Não vou publicar um livro de poesia – se isso acontecer será por força do universo – porque não tenho essa intenção. Mas estou a preparar uma colecção de contos que será publicada nos próximo dois anos.

@Verdade: Não estará a resignar-se em relação a alguns condicionalismos das editoras?

Tina Mucavele: Não! Eu tenho uma paixão de escrever histórias. Posso escrever um conto num dia ou em algumas horas. É muito mais fácil para mim elaborar uma narrativa do que um poema – que é um resumo do primeiro textos.

@Verdade: Quais são as suas referências na literatura moçambicana e mundial?

Tina Mucavele: Eu estudei na África do Sul por isso tenho muita influência da literatura afro-americana. Sinto que, talvez, por causa do sofrimento, o povo americano tem uma forma muito sensível de escrever. Quando os comparo com alguns escritores moçambicanos, percebo que há uma distância muito grande. Os americanos utilizam muita sátira e ironia enquanto os escritores moçambicanos são muito alegóricos. Eles têm uma grandeza épica qualquer.

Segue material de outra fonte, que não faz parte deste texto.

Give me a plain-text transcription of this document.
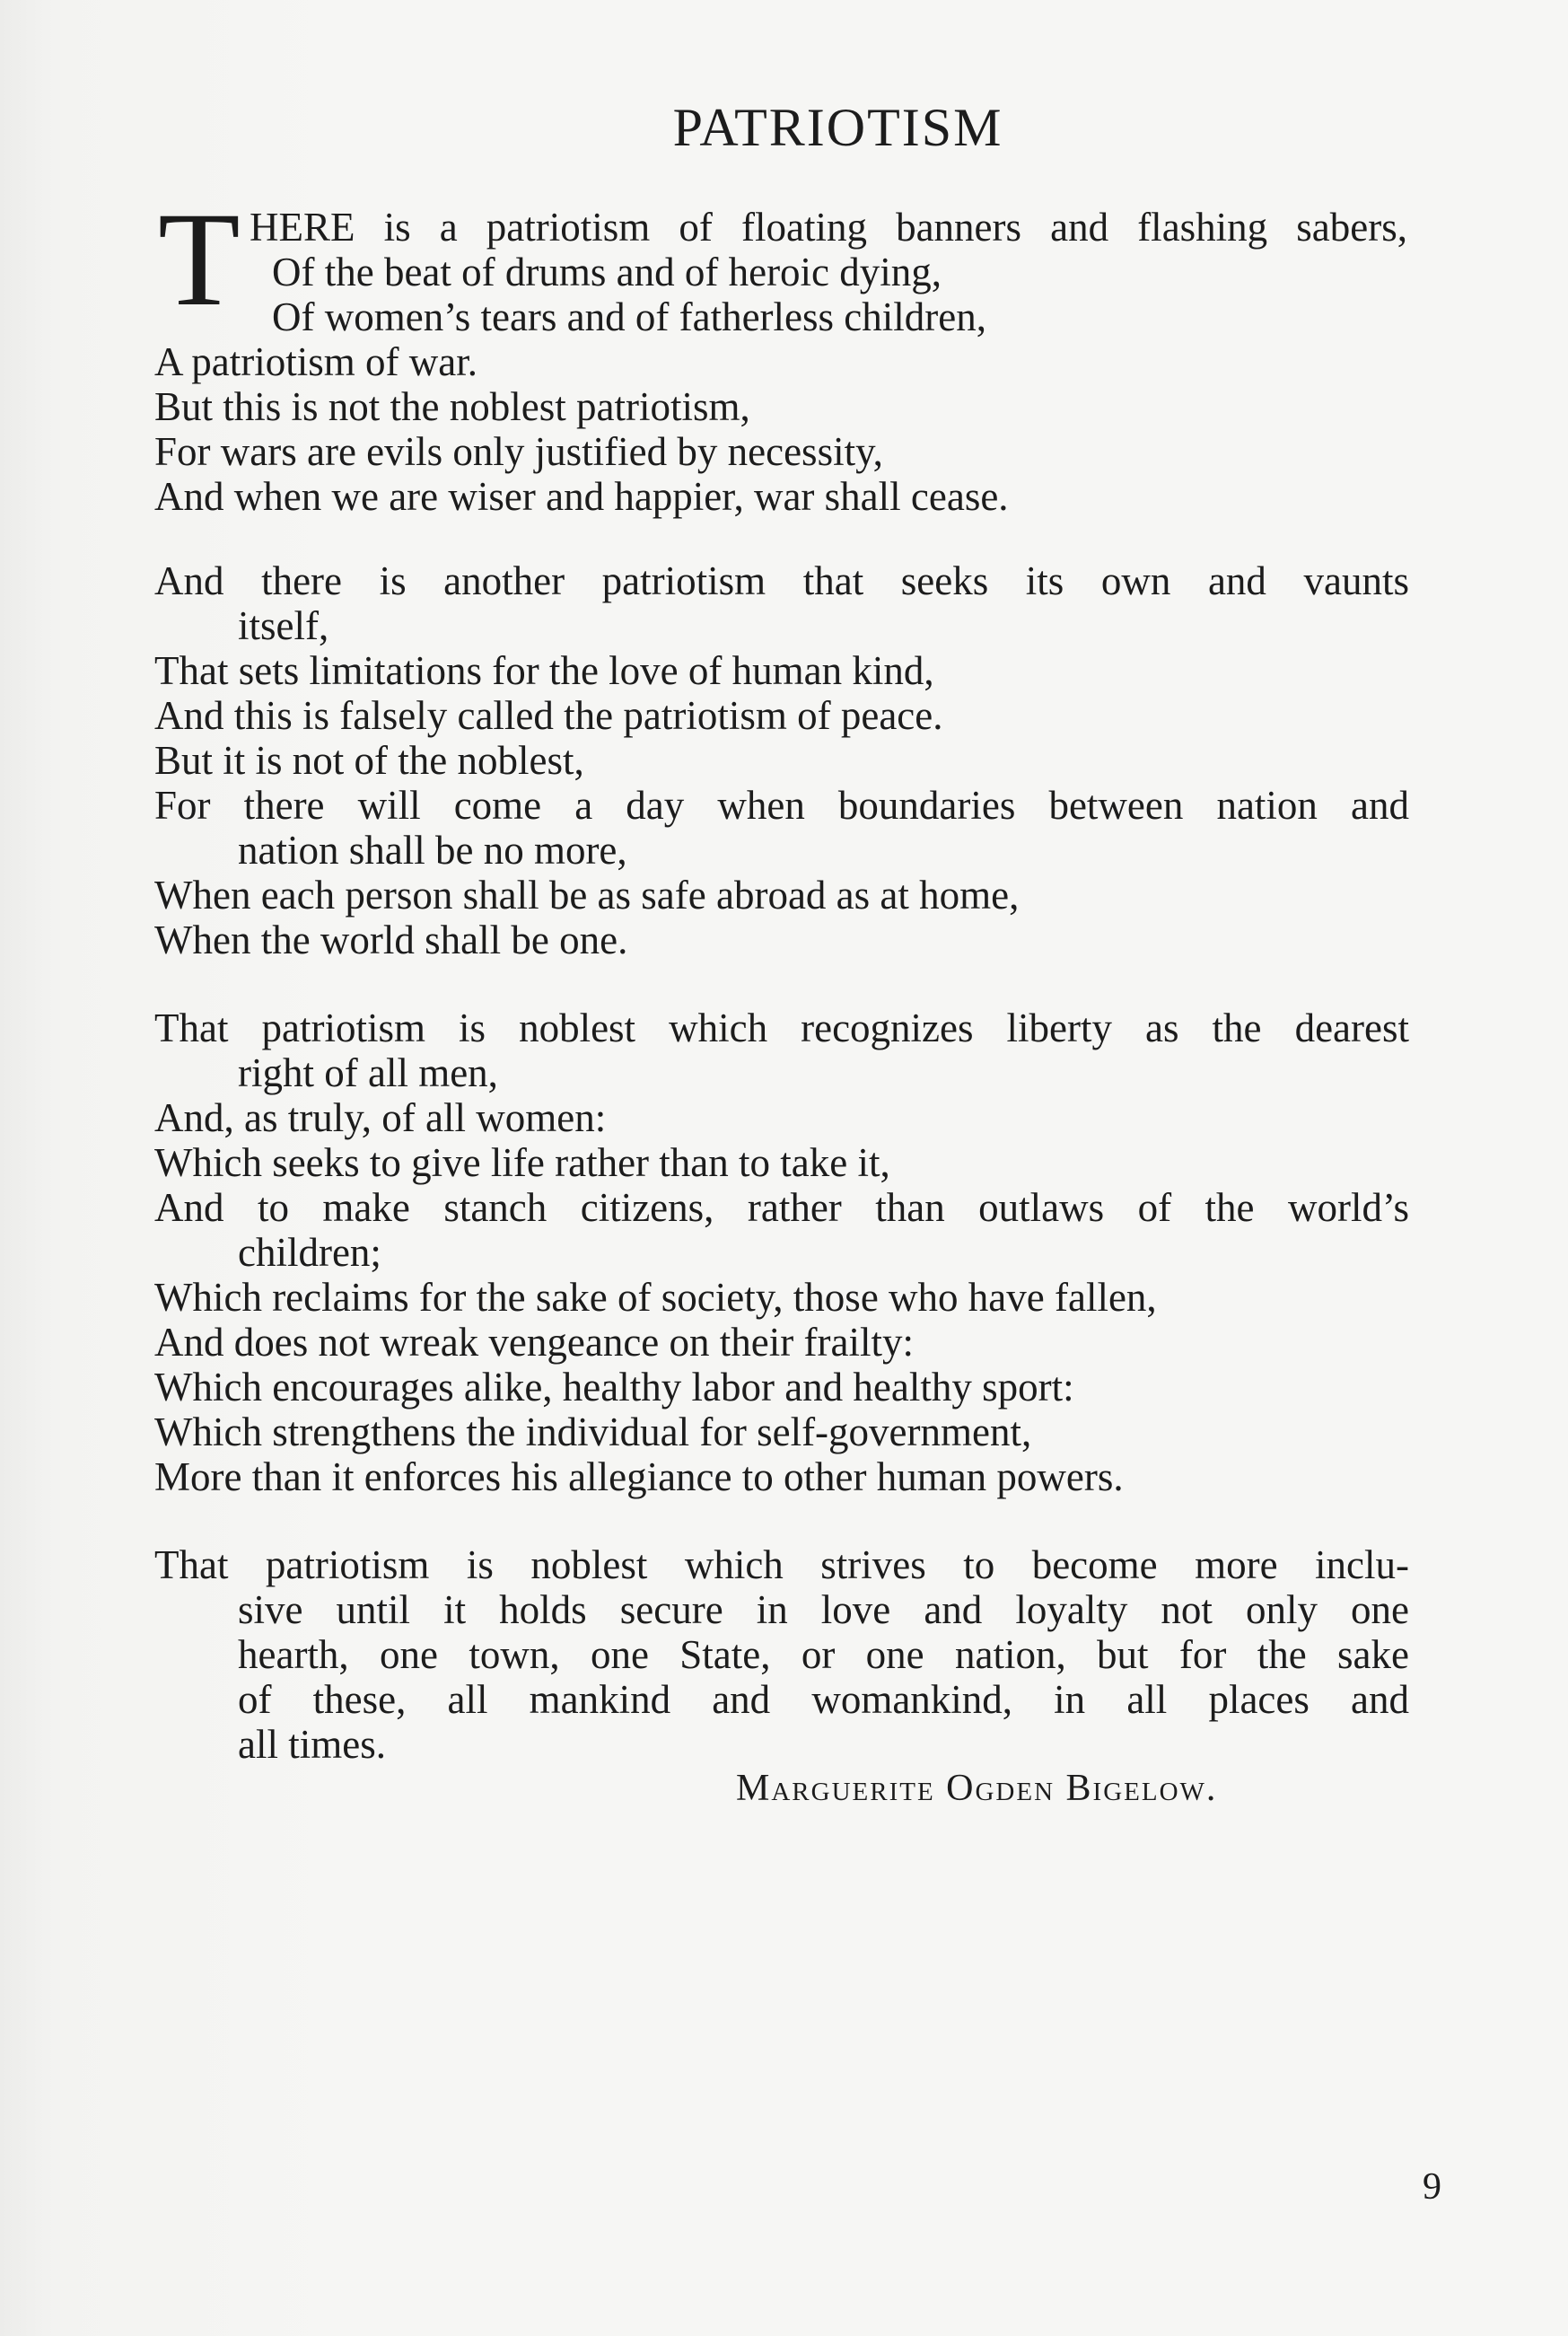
PATRIOTISM
T HERE is a patriotism of floating banners and flashing sabers,
Of the beat of drums and of heroic dying,
Of women’s tears and of fatherless children,
A patriotism of war.
But this is not the noblest patriotism,
For wars are evils only justified by necessity,
And when we are wiser and happier, war shall cease.
And there is another patriotism that seeks its own and vaunts
itself,
That sets limitations for the love of human kind,
And this is falsely called the patriotism of peace.
But it is not of the noblest,
For there will come a day when boundaries between nation and
nation shall be no more,
When each person shall be as safe abroad as at home,
When the world shall be one.
That patriotism is noblest which recognizes liberty as the dearest
right of all men,
And, as truly, of all women:
Which seeks to give life rather than to take it,
And to make stanch citizens, rather than outlaws of the world’s
children;
Which reclaims for the sake of society, those who have fallen,
And does not wreak vengeance on their frailty:
Which encourages alike, healthy labor and healthy sport:
Which strengthens the individual for self-government,
More than it enforces his allegiance to other human powers.
That patriotism is noblest which strives to become more inclu-
sive until it holds secure in love and loyalty not only one
hearth, one town, one State, or one nation, but for the sake
of these, all mankind and womankind, in all places and
all times.
Marguerite Ogden Bigelow.
9
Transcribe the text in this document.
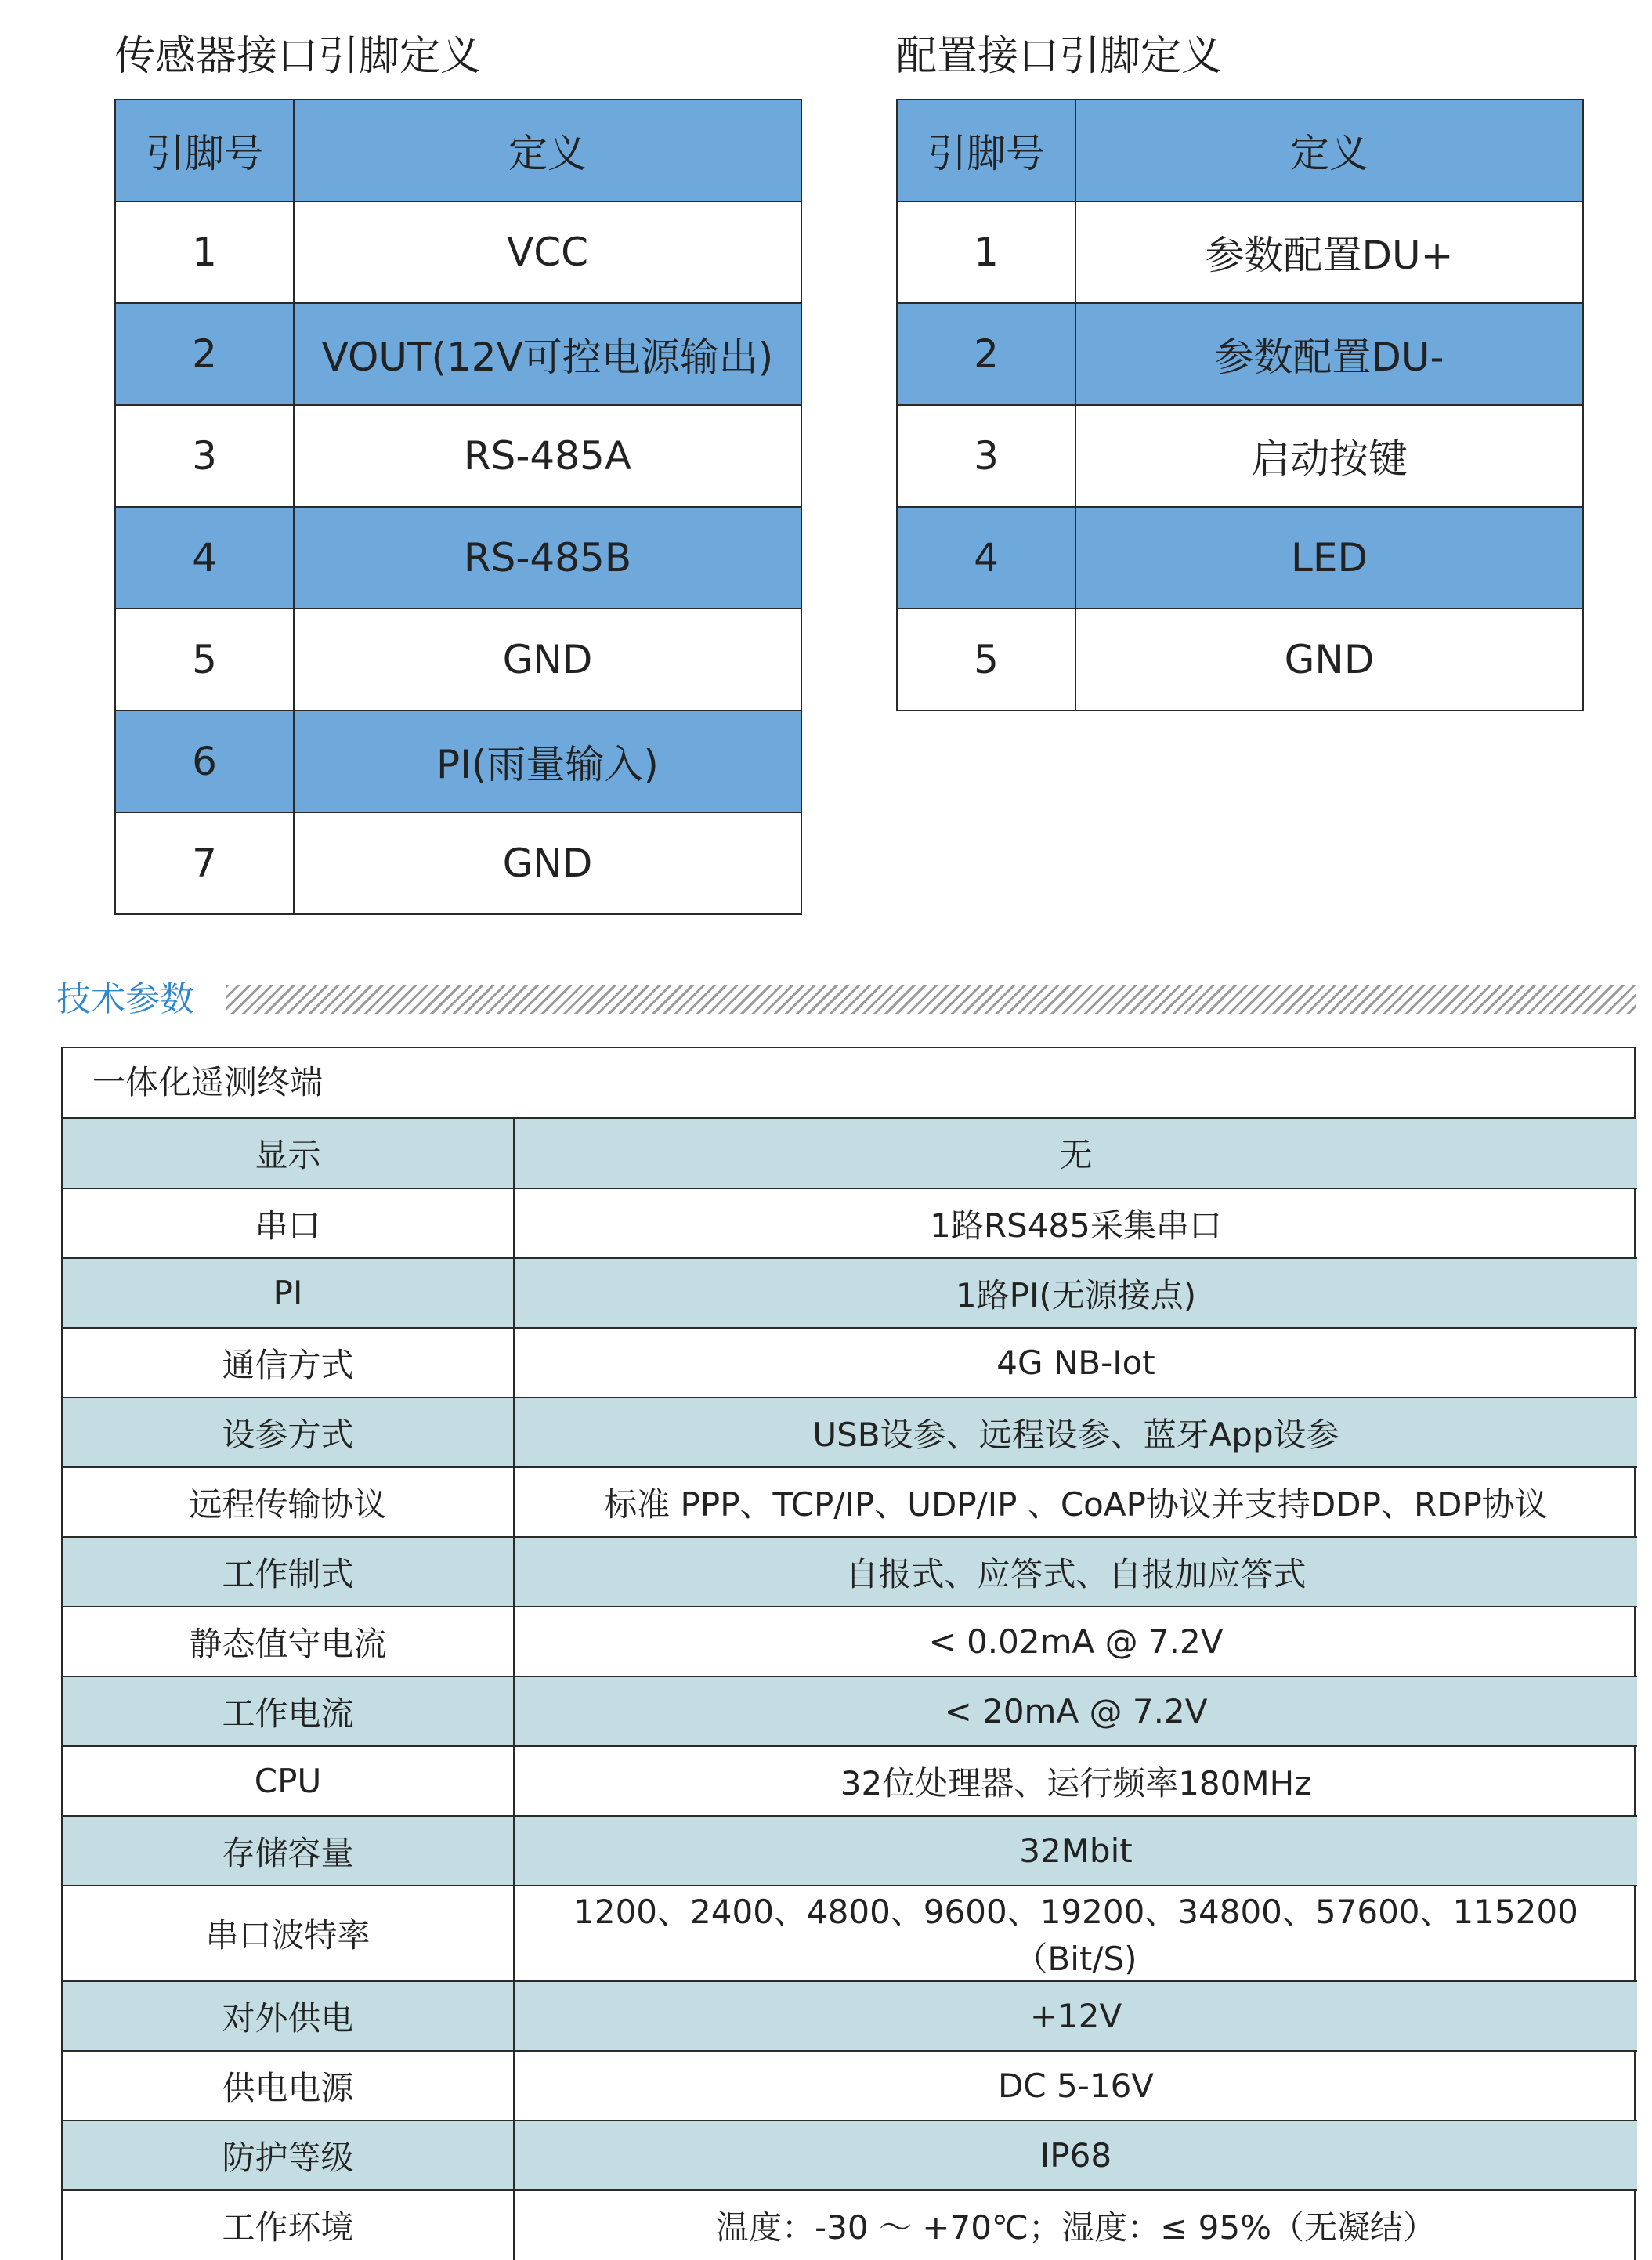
传感器接口引脚定义
引脚号	定义
1	VCC
2	VOUT(12V可控电源输出)
3	RS-485A
4	RS-485B
5	GND
6	PI(雨量输入)
7	GND
配置接口引脚定义
引脚号	定义
1	参数配置DU+
2	参数配置DU-
3	启动按键
4	LED
5	GND
技术参数
一体化遥测终端
显示	无
串口	1路RS485采集串口
PI	1路PI(无源接点)
通信方式	4G NB-Iot
设参方式	USB设参、远程设参、蓝牙App设参
远程传输协议	标准 PPP、TCP/IP、UDP/IP 、CoAP协议并支持DDP、RDP协议
工作制式	自报式、应答式、自报加应答式
静态值守电流	< 0.02mA @ 7.2V
工作电流	< 20mA @ 7.2V
CPU	32位处理器、运行频率180MHz
存储容量	32Mbit
串口波特率	1200、2400、4800、9600、19200、34800、57600、115200（Bit/S)
对外供电	+12V
供电电源	DC 5-16V
防护等级	IP68
工作环境	温度：-30 ～ +70℃；湿度：≤ 95%（无凝结）
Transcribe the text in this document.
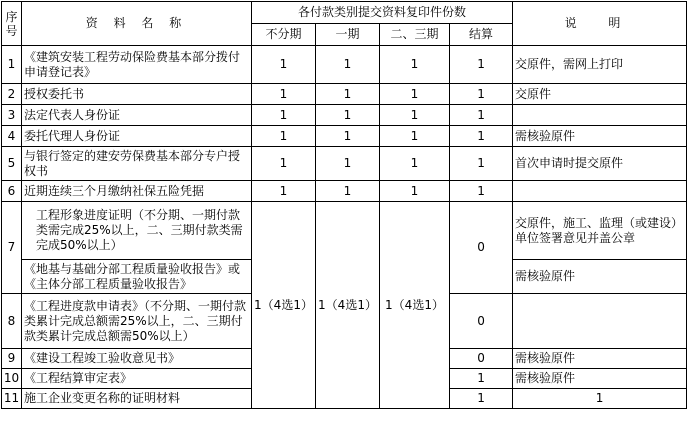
序号	资 料 名 称	各付款类别提交资料复印件份数				说 明	
		不分期	一期	二、三期	结算		
1	《建筑安装工程劳动保险费基本部分拨付申请登记表》	1	1	1	1	交原件，需网上打印	
2	授权委托书	1	1	1	1	交原件	
3	法定代表人身份证	1	1	1	1		
4	委托代理人身份证	1	1	1	1	需核验原件	
5	与银行签定的建安劳保费基本部分专户授权书	1	1	1	1	首次申请时提交原件	
6	近期连续三个月缴纳社保五险凭据	1	1	1	1		
7	工程形象进度证明（不分期、一期付款类需完成25%以上，二、三期付款类需完成50%以上）	1（4选1）	1（4选1）	1（4选1）	0	交原件，施工、监理（或建设）单位签署意见并盖公章	
	《地基与基础分部工程质量验收报告》或《主体分部工程质量验收报告》					需核验原件	
8	《工程进度款申请表》（不分期、一期付款类累计完成总额需25%以上，二、三期付款类累计完成总额需50%以上）				0		
9	《建设工程竣工验收意见书》				0	需核验原件	
10	《工程结算审定表》				1	需核验原件	
11	施工企业变更名称的证明材料				1	1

Quando escrevo, tenho umas mãezinhas por perto. Não fazem nada, mas é como se estivessem a guarnecerem-me. Uma delas é Alice Walker que escreveu o livro The Coler Purple, em que fala sobre uma mulher que era abusada, violentamente, pelo marido. Toni Morrison que escreveu o livro Beloved acerca de uma mulher que mata os seus filhos para que os compradores de escravos não os levassem. Ela tem histórias muito pesadas mas que falam sobre até onde o Homem pode ir para se defender.

Também gosto de Isabel Allende cujas histórias possuem muitos movimentos. Aprecio a escritora africana, do Gana, Ama Ata Aidoo. Ela tem histórias irónicas em que fala sobre os amores underground, do backstage, muito vividos nas urbes africanas.

Mas também aprecio escritores africanos como o nigeriano, Ben Okri, que faz uma literatura que se chama surrealismo mágico, na medida em que incorpora aspectos metafísicos nos seus textos. Em Moçambique tenho dois escritores favoritos que são Paulina Chiziane e João Paulo Borges Coelho.